Saat kau datang meminang, kebahagianku begitu terasa sempurna. Kita saling berjanji untuk berjuang bersama memperjuangkan ikatan cinta di antara kita. Meskipun sebuah restu menjadi salah satu bagian dari kerikil yang harus kita lalui. Bersamamu aku merasa yakin, apapun bentuk kerikil yang menguji perjalanan panjang ini tentu kita bisa melaluinya.
Namun ternyata keyakinanku tak bertahan lama. Belum genap enampuluh hari, aku melihat dirimu yang tak lagi ku kenal. Langkah kita mulai tak seiring sejalan. Aku mulai tak mengerti bagaimana bentuk sayang dan cinta yang sesungguhnya kau miliki untukku. Tangan kekarmu mulai tak jarang melukai ragaku dengan sengaja. Lebam biru yang membekas menjadi bukti dari hilangnya perlakuan manismu kepadaku. Di saat buah hati kita masih berjuang untuk tumbuh dalam rahimku, kamu belum juga berhenti untuk mencetak memar pada setiap sisi sariraku. Hingga akhirnya kita harus kehilangan buah hati yang bahkan ia pun belum ku lahirkan. Namun semua itu masih bisa ku maafkan.
Entah, aku yang terlalu
mencintaimu atau aku terlalu bodoh untuk bertahan bersamamu. Belum selesai
sampai di sana ujianku menghadapi badai ini sendirian. Belum hilang luka
batinku atas segala perlakuanmu, kini kau tambahkan lagi dengan hubungan
percintaanmu bersama salah satu sahabat terbaikku. Saat aku mengetahuinya,
dengan rintikan air mata buaya kamu memohon ampun meminta maaf. Memohon untukku
menerimamu kembali dan bertahan dalam bahtera yang kita bina. Bodohnya, aku
menerimamu. Aku percaya akan segala janji palsumu.

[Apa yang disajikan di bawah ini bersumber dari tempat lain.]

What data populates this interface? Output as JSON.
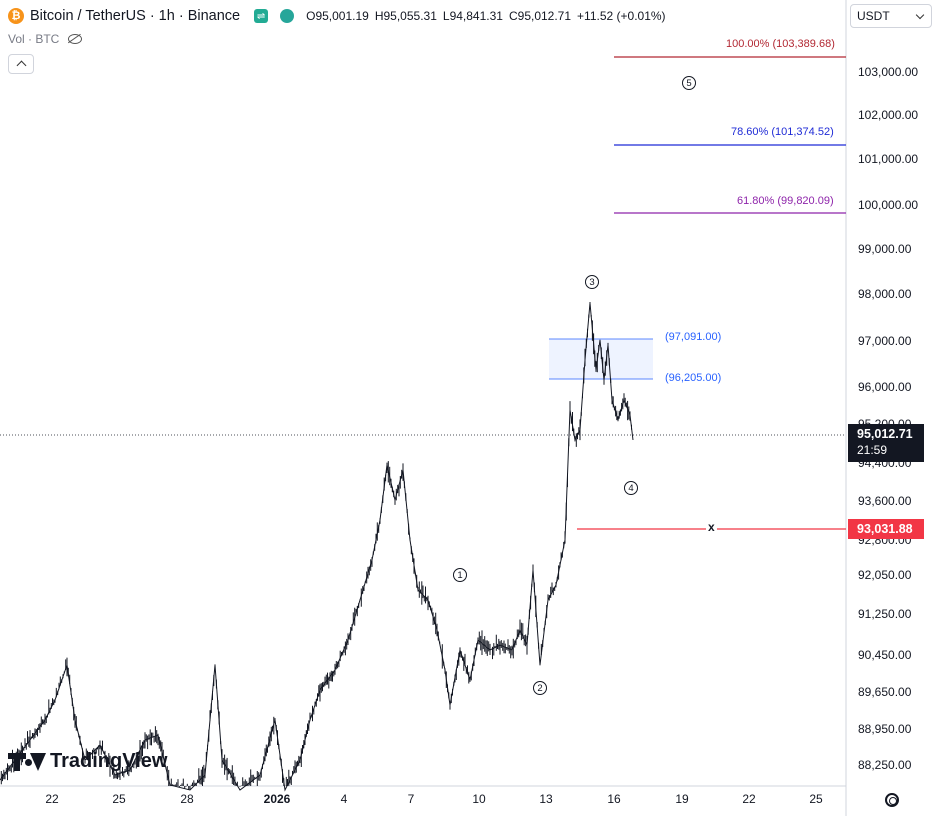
{
  "header": {
    "symbol_title": "Bitcoin / TetherUS · 1h · Binance",
    "icon": "bitcoin-icon",
    "ohlc": {
      "open_label": "O",
      "open": "95,001.19",
      "high_label": "H",
      "high": "95,055.31",
      "low_label": "L",
      "low": "94,841.31",
      "close_label": "C",
      "close": "95,012.71",
      "change": "+11.52 (+0.01%)"
    }
  },
  "volume_row": {
    "label": "Vol · BTC",
    "icon": "eye-hidden-icon"
  },
  "currency_selector": {
    "value": "USDT"
  },
  "price_axis": {
    "labels": [
      "103,000.00",
      "102,000.00",
      "101,000.00",
      "100,000.00",
      "99,000.00",
      "98,000.00",
      "97,000.00",
      "96,000.00",
      "95,200.00",
      "94,400.00",
      "93,600.00",
      "92,800.00",
      "92,050.00",
      "91,250.00",
      "90,450.00",
      "89,650.00",
      "88,950.00",
      "88,250.00"
    ],
    "current_price": "95,012.71",
    "countdown": "21:59",
    "stop_level": "93,031.88"
  },
  "time_axis": {
    "labels": [
      {
        "text": "22",
        "bold": false
      },
      {
        "text": "25",
        "bold": false
      },
      {
        "text": "28",
        "bold": false
      },
      {
        "text": "2026",
        "bold": true
      },
      {
        "text": "4",
        "bold": false
      },
      {
        "text": "7",
        "bold": false
      },
      {
        "text": "10",
        "bold": false
      },
      {
        "text": "13",
        "bold": false
      },
      {
        "text": "16",
        "bold": false
      },
      {
        "text": "19",
        "bold": false
      },
      {
        "text": "22",
        "bold": false
      },
      {
        "text": "25",
        "bold": false
      }
    ]
  },
  "fib_levels": [
    {
      "label": "100.00% (103,389.68)",
      "price": 103389.68,
      "color": "#b22833"
    },
    {
      "label": "78.60% (101,374.52)",
      "price": 101374.52,
      "color": "#1f2bd6"
    },
    {
      "label": "61.80% (99,820.09)",
      "price": 99820.09,
      "color": "#8e24aa"
    }
  ],
  "zone": {
    "upper_label": "(97,091.00)",
    "upper": 97091.0,
    "lower_label": "(96,205.00)",
    "lower": 96205.0
  },
  "invalidation_mark": "x",
  "waves": [
    "1",
    "2",
    "3",
    "4",
    "5"
  ],
  "brand": {
    "name": "TradingView"
  },
  "chart_data": {
    "type": "candlestick",
    "symbol": "BTCUSDT",
    "timeframe": "1h",
    "x_range": [
      "Dec 20",
      "Jan 27"
    ],
    "y_range": [
      88000,
      103600
    ],
    "key_points": [
      {
        "date": "Jan 6",
        "price": 94700
      },
      {
        "date": "Jan 9",
        "price": 89400
      },
      {
        "date": "Jan 9",
        "price": 92050,
        "label": "1"
      },
      {
        "date": "Jan 12",
        "price": 90150,
        "label": "2"
      },
      {
        "date": "Jan 15",
        "price": 97900,
        "label": "3"
      },
      {
        "date": "Jan 16",
        "price": 94300,
        "label": "4"
      }
    ],
    "last_price": 95012.71,
    "colors": {
      "candles": "#131722",
      "stop": "#f23645",
      "zone_fill": "#eef3ff",
      "zone_border": "#2962ff"
    }
  }
}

Sampai pada akhirnya, aku memilih
pergi di saat ikatan suci yang kita jalani sudah menginjak angka sembilan puluh
enam bulan. Mendapatimu berkhianat lagi, dengan orang yang sama, membuatku
merasa telah kalah dari perjuangan panjang ini. Sungguh, ini bukanlah pilihan
yang mudah bagiku. Namun, sederet kejadian membuatku kuat mengambil langkah
ini. Aku lelah dengan segala pengorbananmu. Lahir batin aku korbankan untuk
selalu memaafkan dan menerimamu kembali. Namun segala perjuangan dan
pengorbananku seolah tak berharga setitikpun di matamu.
Maka, maaf kali ini aku memilih
pergi. Terimakasih untuk ribuan hari kebersamaannya. Terimakasih telah
membentukku menjadi wanita kuat yang memahami apa itu makna berjuang,
memaafkan, dan kini melepaskan. Aku harap kamu bahagia selalu bersamanya.
Sekali lagi, maaf aku memilih pergi darimu.